Une entreprise rare : 12 cinéastes dont les premiers courts-métrages ont été exhumés, accompagnés pour tous d'une analyse écrite et, pour certains, de l'interview d'un professeur ayant formé lesdits cinéastes.
La course automobile pour Georges Lucas avec 1:42.08, soit 7mn de tours de piste à la limite de l'abstraction tant le futur papa de Star Wars en éclipse le facteur humain, pour un résultat vite redondant. Plus une bande démo qu'un vrai film en soi. L'étonnant A boy and a bicycle de Ridley Scott pèche quant à lui par sa durée excessive : 27 mn où le futur metteur en scène de Blade Runner filme, avec un beau sens du cadre, les errements de son (vrai) frère. Abouti mais un peu anecdotique, contrairement au génial court du petit frère en question, feu Tony Scott, lui aussi de l'aventure avec One of the missing : un soldat immobilisé pour 12mn de suspense intense aux allures de survival.

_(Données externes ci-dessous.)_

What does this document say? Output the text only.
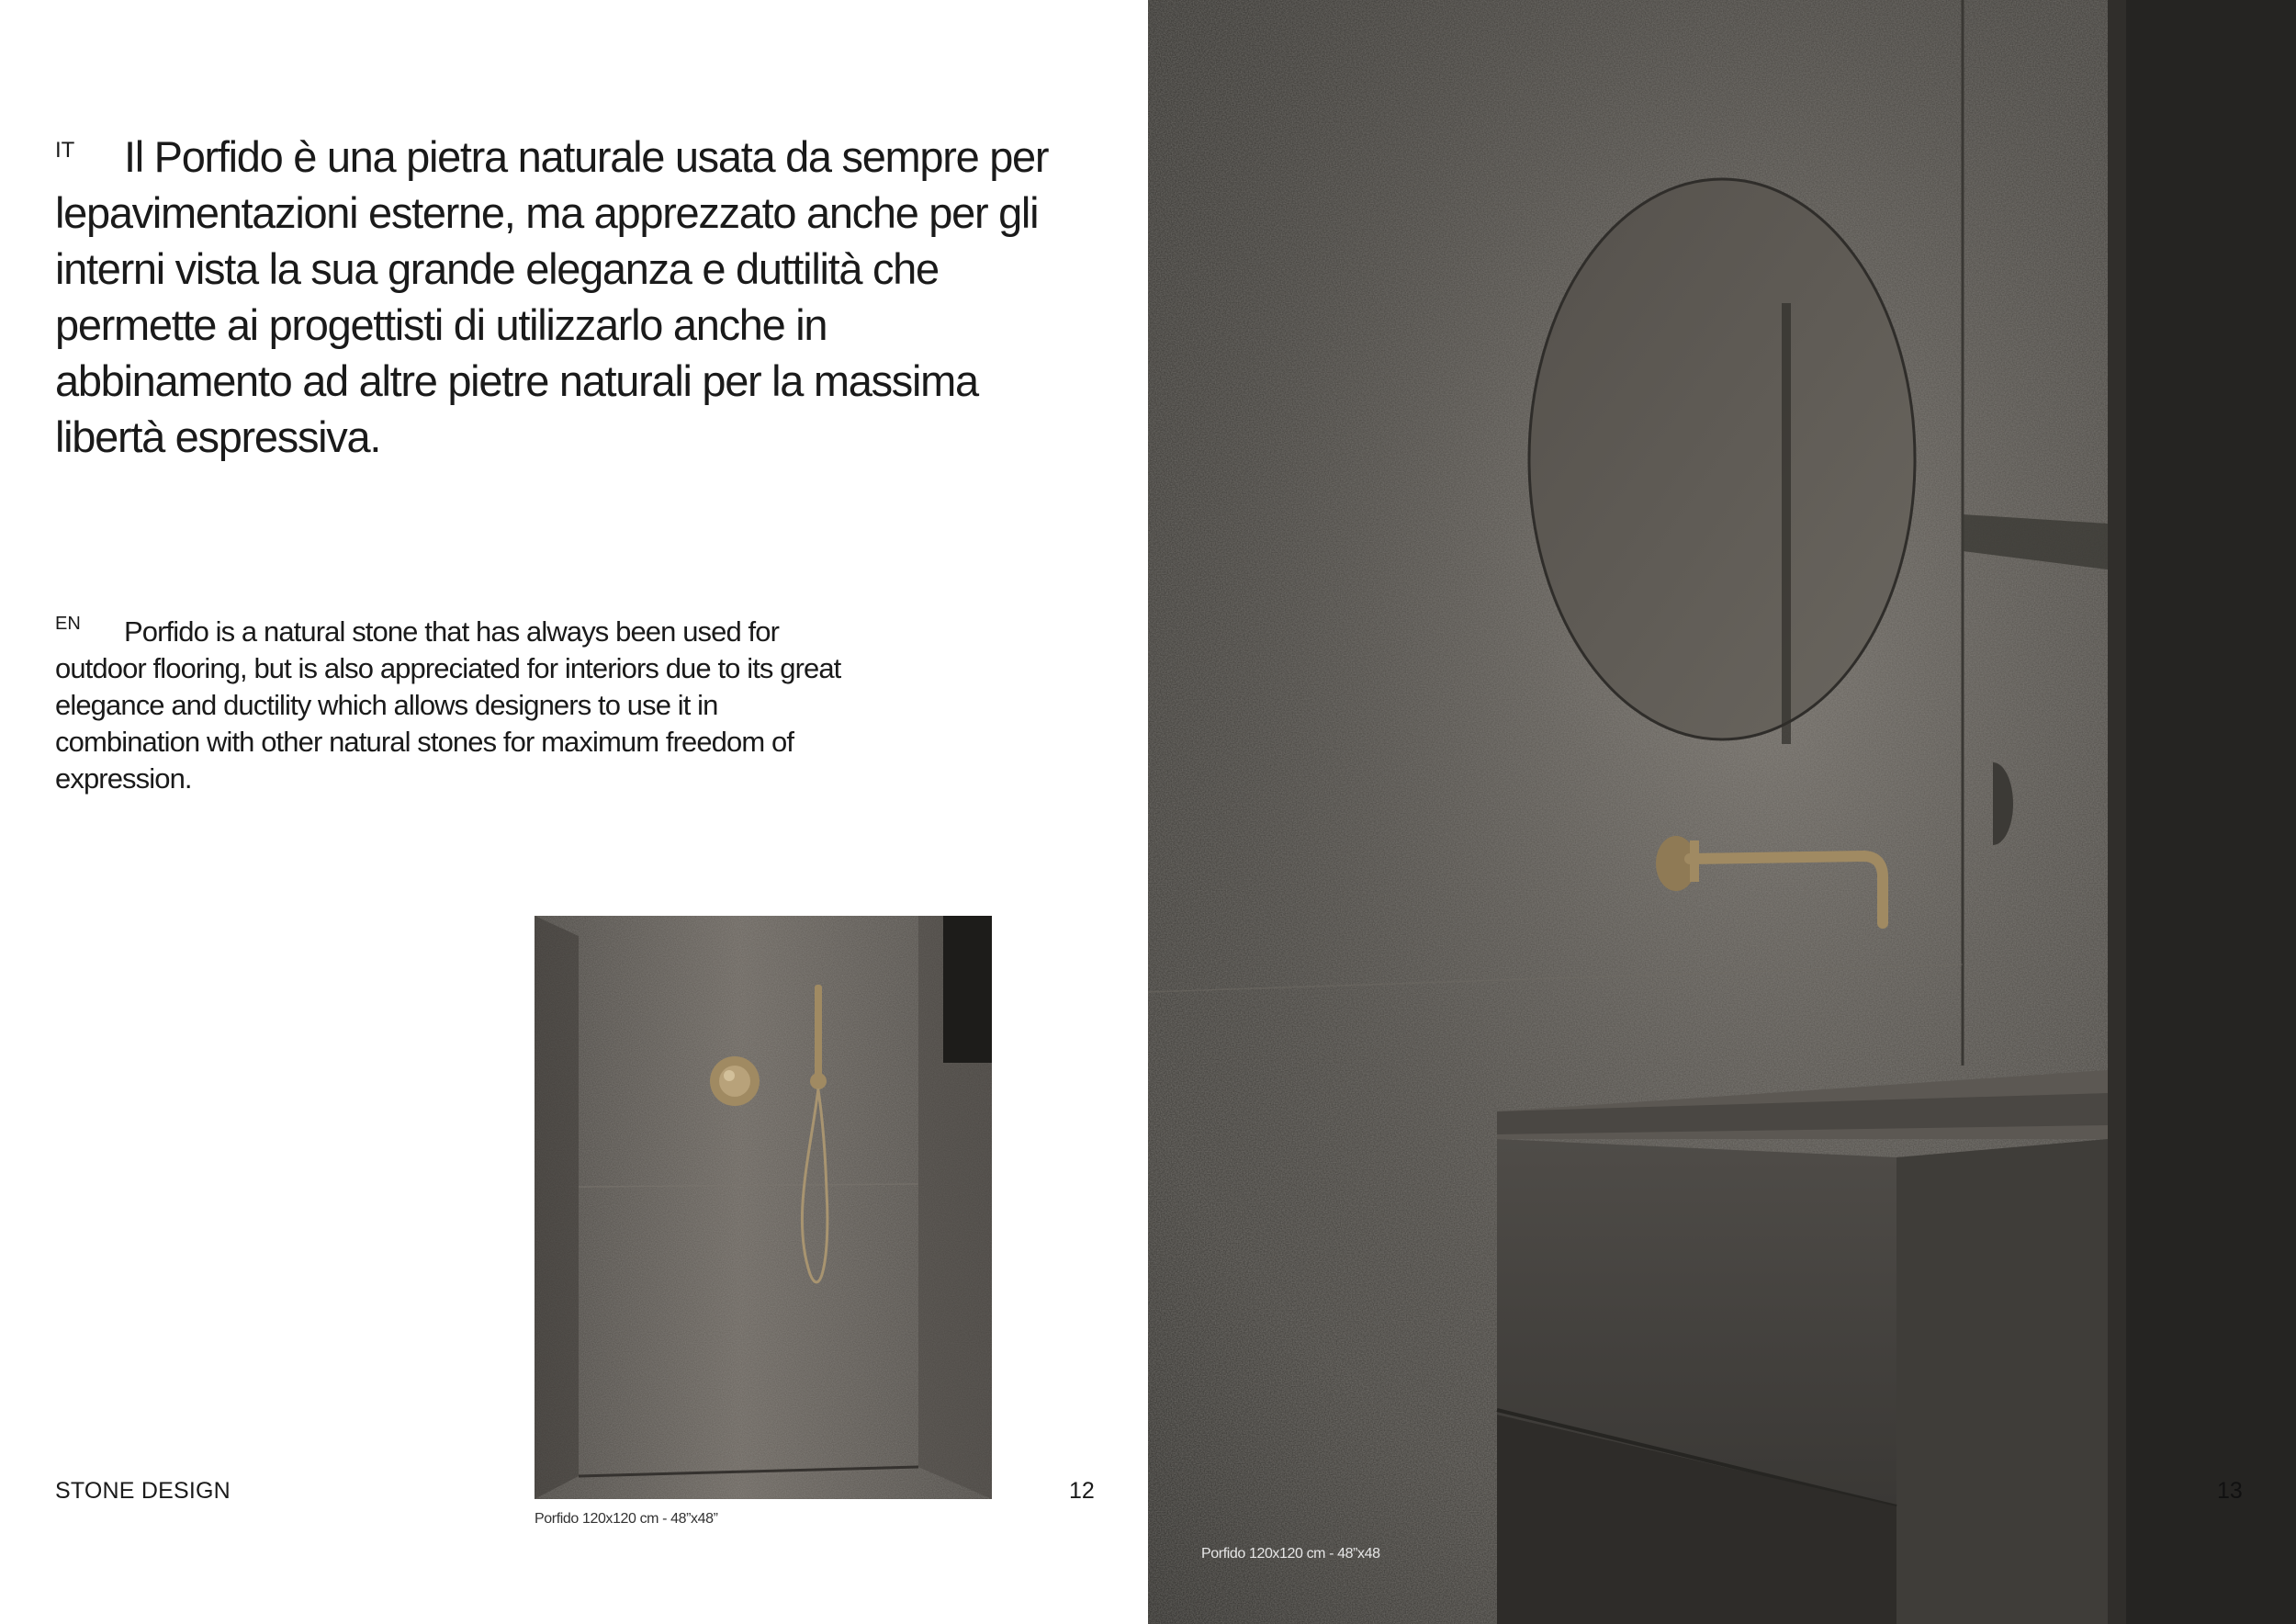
IT	Il Porfido è una pietra naturale usata da sempre per lepavimentazioni esterne, ma apprezzato anche per gli interni vista la sua grande eleganza e duttilità che permette ai progettisti di utilizzarlo anche in abbinamento ad altre pietre naturali per la massima libertà espressiva.

EN	Porfido is a natural stone that has always been used for outdoor flooring, but is also appreciated for interiors due to its great elegance and ductility which allows designers to use it in combination with other natural stones for maximum freedom of expression.

Porfido 120x120 cm - 48”x48”
STONE DESIGN	12
Porfido 120x120 cm - 48”x48
13
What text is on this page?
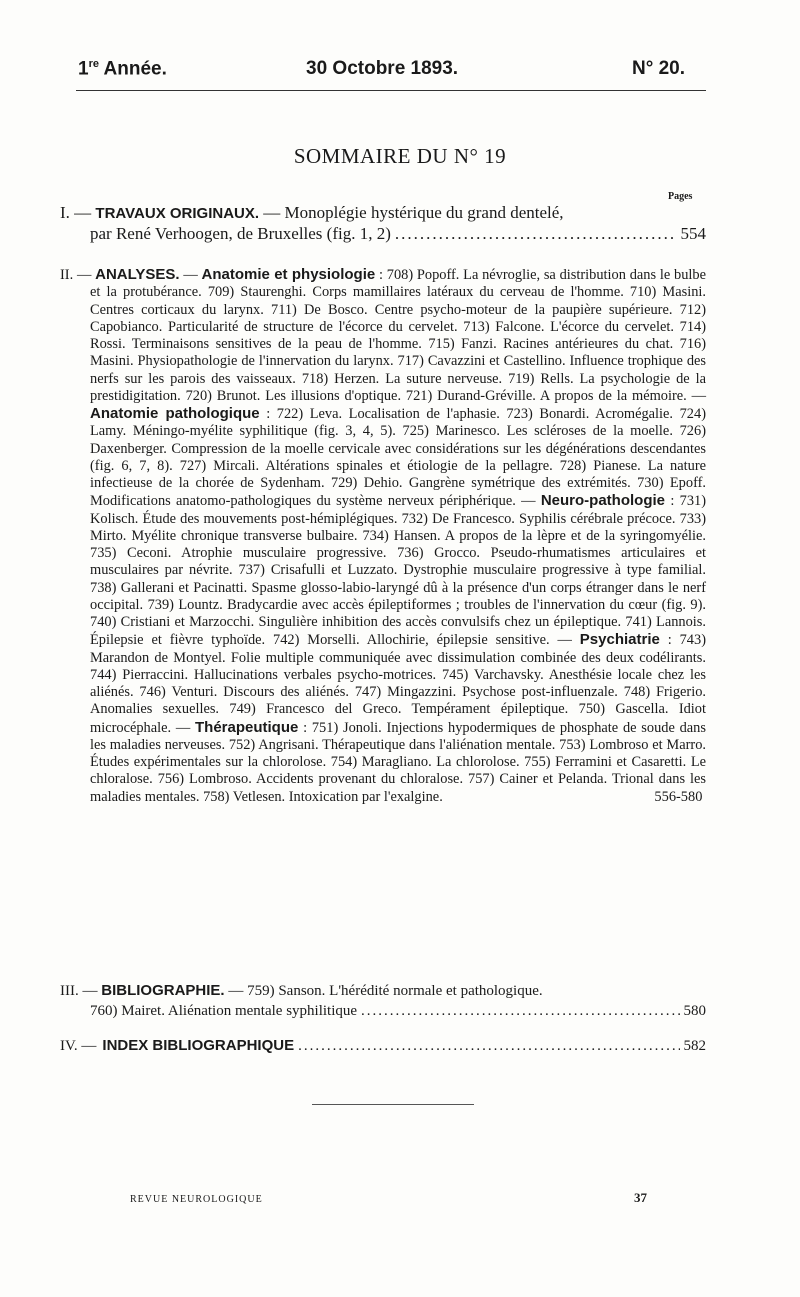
1re Année.	30 Octobre 1893.	N° 20.
SOMMAIRE DU N° 19
Pages
I. — TRAVAUX ORIGINAUX. — Monoplégie hystérique du grand dentelé,
par René Verhoogen, de Bruxelles (fig. 1, 2) .....	554
II. — ANALYSES. — Anatomie et physiologie : 708) Popoff. La névroglie, sa distribution dans le bulbe et la protubérance. 709) Staurenghi. Corps mamillaires latéraux du cerveau de l'homme. 710) Masini. Centres corticaux du larynx. 711) De Bosco. Centre psycho-moteur de la paupière supérieure. 712) Capobianco. Particularité de structure de l'écorce du cervelet. 713) Falcone. L'écorce du cervelet. 714) Rossi. Terminaisons sensitives de la peau de l'homme. 715) Fanzi. Racines antérieures du chat. 716) Masini. Physiopathologie de l'innervation du larynx. 717) Cavazzini et Castellino. Influence trophique des nerfs sur les parois des vaisseaux. 718) Herzen. La suture nerveuse. 719) Rells. La psychologie de la prestidigitation. 720) Brunot. Les illusions d'optique. 721) Durand-Gréville. A propos de la mémoire. — Anatomie pathologique : 722) Leva. Localisation de l'aphasie. 723) Bonardi. Acromégalie. 724) Lamy. Méningo-myélite syphilitique (fig. 3, 4, 5). 725) Marinesco. Les scléroses de la moelle. 726) Daxenberger. Compression de la moelle cervicale avec considérations sur les dégénérations descendantes (fig. 6, 7, 8). 727) Mircali. Altérations spinales et étiologie de la pellagre. 728) Pianese. La nature infectieuse de la chorée de Sydenham. 729) Dehio. Gangrène symétrique des extrémités. 730) Epoff. Modifications anatomo-pathologiques du système nerveux périphérique. — Neuro-pathologie : 731) Kolisch. Étude des mouvements post-hémiplégiques. 732) De Francesco. Syphilis cérébrale précoce. 733) Mirto. Myélite chronique transverse bulbaire. 734) Hansen. A propos de la lèpre et de la syringomyélie. 735) Ceconi. Atrophie musculaire progressive. 736) Grocco. Pseudo-rhumatismes articulaires et musculaires par névrite. 737) Crisafulli et Luzzato. Dystrophie musculaire progressive à type familial. 738) Gallerani et Pacinatti. Spasme glosso-labio-laryngé dû à la présence d'un corps étranger dans le nerf occipital. 739) Lountz. Bradycardie avec accès épileptiformes ; troubles de l'innervation du cœur (fig. 9). 740) Cristiani et Marzocchi. Singulière inhibition des accès convulsifs chez un épileptique. 741) Lannois. Épilepsie et fièvre typhoïde. 742) Morselli. Allochirie, épilepsie sensitive. — Psychiatrie : 743) Marandon de Montyel. Folie multiple communiquée avec dissimulation combinée des deux codélirants. 744) Pierraccini. Hallucinations verbales psycho-motrices. 745) Varchavsky. Anesthésie locale chez les aliénés. 746) Venturi. Discours des aliénés. 747) Mingazzini. Psychose post-influenzale. 748) Frigerio. Anomalies sexuelles. 749) Francesco del Greco. Tempérament épileptique. 750) Gascella. Idiot microcéphale. — Thérapeutique : 751) Jonoli. Injections hypodermiques de phosphate de soude dans les maladies nerveuses. 752) Angrisani. Thérapeutique dans l'aliénation mentale. 753) Lombroso et Marro. Études expérimentales sur la chlorolose. 754) Maragliano. La chlorolose. 755) Ferramini et Casaretti. Le chloralose. 756) Lombroso. Accidents provenant du chloralose. 757) Cainer et Pelanda. Trional dans les maladies mentales. 758) Vetlesen. Intoxication par l'exalgine.	556-580
III. — BIBLIOGRAPHIE. — 759) Sanson. L'hérédité normale et pathologique.
760) Mairet. Aliénation mentale syphilitique .....	580
IV. — INDEX BIBLIOGRAPHIQUE .....	582
REVUE NEUROLOGIQUE	37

Peut-être le chef-d'oeuvre de cette anthologie.
Belle surprise également que Storytime, le délire animé de Terry Gilliam où l'auteur de Brazil fait déjà montre d'une opulence visuelle inconsciente. Pas ou peu de surprise en revanche pour Avant-dernier, le court de Luc Besson, en tous cas pas pour ceux qui connaissent et apprécient son chouette premier long-métrage, Le dernier combat, film d'anticipation en N&B dont Avant-dernier constitue un brouillon. Paul Verhoeven, dont le talent manifeste trouvait là un beau prétexte, livrait de son côté avec Un lézard de trop l'étude d'un triangle amoureux où création artistique et diktat des apparences se renvoient la balle. Remarquable, autant qu'annonciateur du sulfureux Turkish Delight.
Nocturne, signé Lars Von Trier, fait quant à lui déjà montre de l'ambition plastique du futur créateur de Element of crime et Antichrist. Toujours en quête d'idées visuelles stimulantes, son court-métrage fascine autant qu'il déconcerte. De son côté, Le gros et le maigre de Roman Polanski tourne un peu trop vite en rond en dépit de sa courte durée, et ce malgré l'affection évidente du cinéaste pour ses personnages hors-du-temps et dépendants l'un de l'autre. Emir Kusturica, avec Guernica, fait preuve de nettement plus d'ambition en prenant l'oeuvre de Picasso pour point de départ de la découverte par un enfant des horreurs du fascisme.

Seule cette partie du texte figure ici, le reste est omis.